Sunday, June 08, 2008

Which is it?

A bit of musicology to get our week going. I went to a singing recital at which a quartet sang "Throw out the Life-Line", a piece written in 1888 by Reverend Edwin S. Ufford. The refrain is:

Throw out the life-line! Throw out the life-line!
Someone is drifting away;
Throw out the life-line! Throw out the life-line!
Someone is sinking today.

So, here's the question. In his introduction to the piece, one of the singers said that it was a temperance song, and this is supported in some places, like this one, on the web. But various websites, like this one, refer to it as a missionary piece, and the last verse in particular makes it seem that way.

Now, maybe this doesn't matter at all. Maybe there was a lot of overlap between the temperance movement and missionary zeal at the time.

I don't quite know why this has left me curious. Anyone out there want to jump in with a knowledgeable or speculative opinion?

Addendum. Meanwhile, e-Patient Dave was kind to send me these two renditions: Mahalia Jackson and James Cleveland.


Ari Herzog said...

Interesting stuff, Paul. I love a good mystery.

Apparently, it's neither a missionary nor temperance song. It's simpler and very local to Boston.

Ufford was a Baptist preacher associated with the now-First Baptist Church of Westwood, who, in 1888, witnessed a life-saving drill off Nantasket Beach. He wrote a hymn after witnessing someone give the order to "throw out the life-line."

Sources: here and here, the latter mentioning the hymn was later covered by the Jerry Garcia Band.

Anonymous said...

Remember that the temperance movement was not about getting prim people to stop sipping sherry. It was about the devastation of alcohol on families, especially the poor. Pretty natural, when you haven't got any medications or programs or health insurance, to turn to heaven. I think that's why temperance is linked to salvation and I don't call that missionary zeal. As with everything else in life, a few people ruin it for everybody. Missionaries have gotten a bad name, such as "zealot," when really they have helped the least among us that nobody else would help.

Anonymous said...

I'm struck that weren't sure why you were curious about this.
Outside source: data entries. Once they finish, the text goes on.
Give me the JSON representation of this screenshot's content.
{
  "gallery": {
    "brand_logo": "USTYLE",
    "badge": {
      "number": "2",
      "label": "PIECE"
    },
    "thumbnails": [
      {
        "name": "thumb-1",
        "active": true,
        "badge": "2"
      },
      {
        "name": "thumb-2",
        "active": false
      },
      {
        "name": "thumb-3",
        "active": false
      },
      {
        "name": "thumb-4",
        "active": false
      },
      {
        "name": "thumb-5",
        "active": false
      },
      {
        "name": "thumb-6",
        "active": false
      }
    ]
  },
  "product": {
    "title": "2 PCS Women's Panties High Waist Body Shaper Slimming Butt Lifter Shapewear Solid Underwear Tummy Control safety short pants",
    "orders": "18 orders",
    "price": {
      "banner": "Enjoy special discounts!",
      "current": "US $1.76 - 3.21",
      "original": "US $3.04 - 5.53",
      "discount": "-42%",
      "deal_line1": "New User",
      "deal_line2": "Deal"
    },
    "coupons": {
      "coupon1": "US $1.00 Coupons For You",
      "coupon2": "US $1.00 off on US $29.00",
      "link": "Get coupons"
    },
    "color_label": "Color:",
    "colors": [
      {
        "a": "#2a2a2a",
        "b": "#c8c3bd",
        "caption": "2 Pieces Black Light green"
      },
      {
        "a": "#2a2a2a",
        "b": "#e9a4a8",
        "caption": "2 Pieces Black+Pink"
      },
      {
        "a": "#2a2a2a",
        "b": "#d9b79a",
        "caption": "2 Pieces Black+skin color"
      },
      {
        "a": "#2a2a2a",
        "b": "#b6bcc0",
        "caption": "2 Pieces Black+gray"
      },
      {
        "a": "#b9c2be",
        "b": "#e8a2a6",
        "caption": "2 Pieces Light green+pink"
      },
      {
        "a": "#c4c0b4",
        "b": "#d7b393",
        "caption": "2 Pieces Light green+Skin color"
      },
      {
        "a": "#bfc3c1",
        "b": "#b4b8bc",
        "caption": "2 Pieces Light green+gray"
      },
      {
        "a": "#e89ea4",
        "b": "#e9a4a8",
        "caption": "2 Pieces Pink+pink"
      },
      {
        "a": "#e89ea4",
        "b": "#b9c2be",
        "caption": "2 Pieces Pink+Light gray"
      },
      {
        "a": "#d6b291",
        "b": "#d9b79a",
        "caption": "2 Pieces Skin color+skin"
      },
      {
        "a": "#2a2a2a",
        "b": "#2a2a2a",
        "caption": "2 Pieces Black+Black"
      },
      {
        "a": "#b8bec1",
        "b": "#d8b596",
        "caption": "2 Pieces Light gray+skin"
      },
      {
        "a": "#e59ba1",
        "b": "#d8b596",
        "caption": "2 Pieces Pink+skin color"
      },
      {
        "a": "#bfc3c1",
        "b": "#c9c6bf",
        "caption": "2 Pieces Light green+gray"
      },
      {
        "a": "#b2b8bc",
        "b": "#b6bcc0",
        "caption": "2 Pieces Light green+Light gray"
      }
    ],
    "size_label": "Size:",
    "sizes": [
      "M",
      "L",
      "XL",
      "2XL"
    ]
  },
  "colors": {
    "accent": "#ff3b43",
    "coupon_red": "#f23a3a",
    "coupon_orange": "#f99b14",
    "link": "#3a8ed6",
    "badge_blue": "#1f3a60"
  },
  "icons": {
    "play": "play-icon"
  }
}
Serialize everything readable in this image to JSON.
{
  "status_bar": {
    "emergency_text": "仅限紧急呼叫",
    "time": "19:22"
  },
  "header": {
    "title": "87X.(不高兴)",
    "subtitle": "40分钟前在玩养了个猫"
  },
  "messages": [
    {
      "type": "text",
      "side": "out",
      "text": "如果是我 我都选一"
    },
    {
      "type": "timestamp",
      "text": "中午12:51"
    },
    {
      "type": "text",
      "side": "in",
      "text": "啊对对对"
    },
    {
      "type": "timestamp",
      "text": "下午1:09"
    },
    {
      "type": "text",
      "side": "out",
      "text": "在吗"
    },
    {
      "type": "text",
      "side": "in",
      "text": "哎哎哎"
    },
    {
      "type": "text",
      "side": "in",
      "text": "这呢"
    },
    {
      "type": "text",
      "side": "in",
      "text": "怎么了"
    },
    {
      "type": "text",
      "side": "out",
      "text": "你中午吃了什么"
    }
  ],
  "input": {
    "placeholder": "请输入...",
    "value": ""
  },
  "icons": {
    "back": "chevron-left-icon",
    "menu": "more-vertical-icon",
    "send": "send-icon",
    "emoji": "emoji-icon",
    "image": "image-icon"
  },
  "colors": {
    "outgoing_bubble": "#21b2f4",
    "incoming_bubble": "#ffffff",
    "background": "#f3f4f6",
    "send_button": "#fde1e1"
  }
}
I have a hunch that it might be more about the content - throwing someone a life life who might otherwise drown - than where it comes from.

As someone who lives with chronic illness (MS) and coaches people with chronic illness about their jobs and career, the image of throwing a life line is near and dear. I've used it in my own blogs and my self published booklets.

Many of the people with whom I speak hope someone will offer - or throw - them a line to a better life. Oh, wouldn't it be a grand world if it were only so easy and we could assure everyone that it's just an outstretched arm away.